Netanyahu: Israel must bolster West Bank settlements and follow law
Presenting plan to relocate Ulpana Hill homes, prime minister tells Likud ministers that High Court-bypassing legislation would damage Israel in the international arena.
Israel must bolster settlement activity in the West Bank while maintaining the rule of law, Prime Minister Benjamin Netanyahu told Likud ministers on Sunday, in wake of a newly surfaced plan to relocate structures in the illegal outpost of Ulpana Hill so as to avoid their demolition.
On Saturday, sources close to Netanyau told Haaretz that the prime minister is examining a two-par solution to the issue of the Ulpana Hill outpost that will avoid the need for legislation on the matter.
Israel's High Court has ruled that the neighborhood, which is located in the Beit El settlement, must be demolished by July 1.
In the first phase of the solution being considered, the five Ulpana homes in question would be uprootied and moved several hundred meters to land that is not privately owned by Palestinians.
Additionally, ten new homes would be constructed in Beit El for every uprooted building, subject to approval by the attorney general.
Netanyahu said this weekend that he would prefer to avoid legislation on the matter, as legislation would weaken the settlement movement, rather than strengthen it.
Speaking during a weekly meeting with Likud ministers in Jerusalem, Netanyahu, in an apparent bid to forestall objections to the move, said that Israel had to find a solution that was not legislative.
"Our policy is to bolster the settlements, while adhering to the law," the prime minister said, adding: "We could always go for a legislative solution, but that has its prices, including in the international arena."

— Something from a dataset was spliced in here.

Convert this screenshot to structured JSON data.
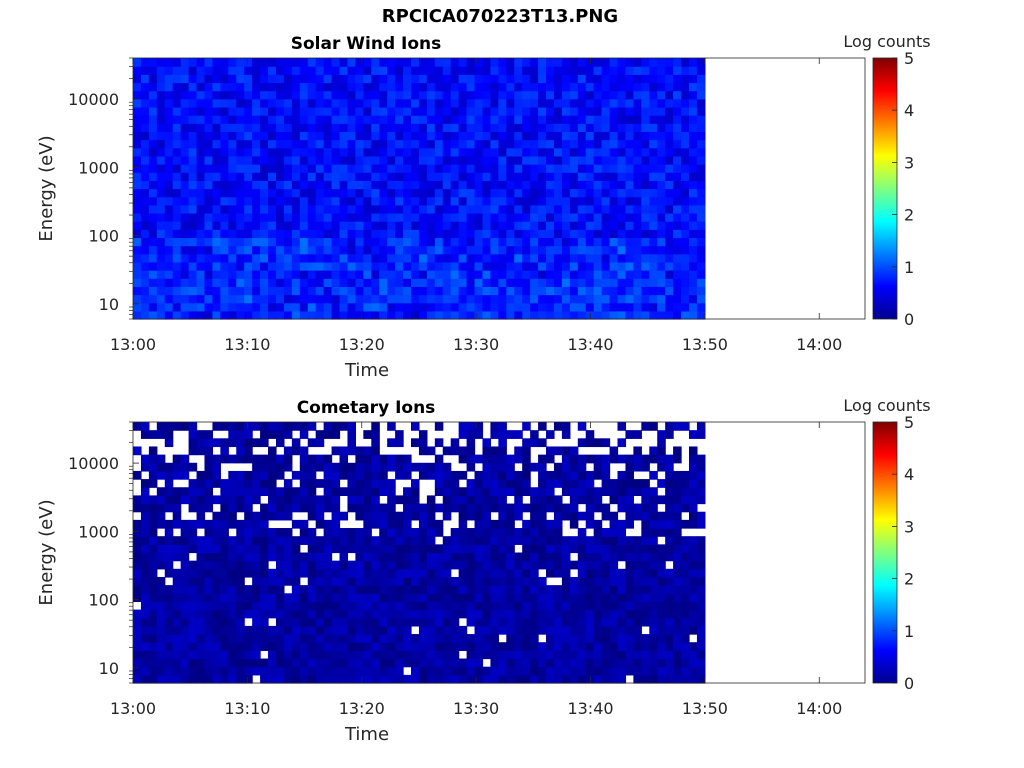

The premier added that he intended to relocate the houses in question to another part of Beit El, to expand construction activities in the settlement and to formulate a mechanism that would prevent future lawsuits against residents, saying: "If those three points get the legal approval, we will be in a good place."
"Our intention is to bring those three points together in accordance with the attorney general's approval. We'll wait patiently for the AG's answer, so we can make a seasoned decision," Netanyahu added.
The PM reiterated the state's intent to establish a legal deterrent against "those wishing to demolish," saying it represented a "basic component" in the plans submitted to the AG.
Officials at the Prime Minister's Office speculated that a response by Attorney General Yehuda Weinstein could arrive as soon as Sunday, adding that the cost of relocating the structures a few hundred meters away would be significantly less than reported, estimated at several dozens of millions of NIS.
Netanyahu aides have said that the building of ten homes for every evacuated structure could boost Beit El's population by more than a thousand people.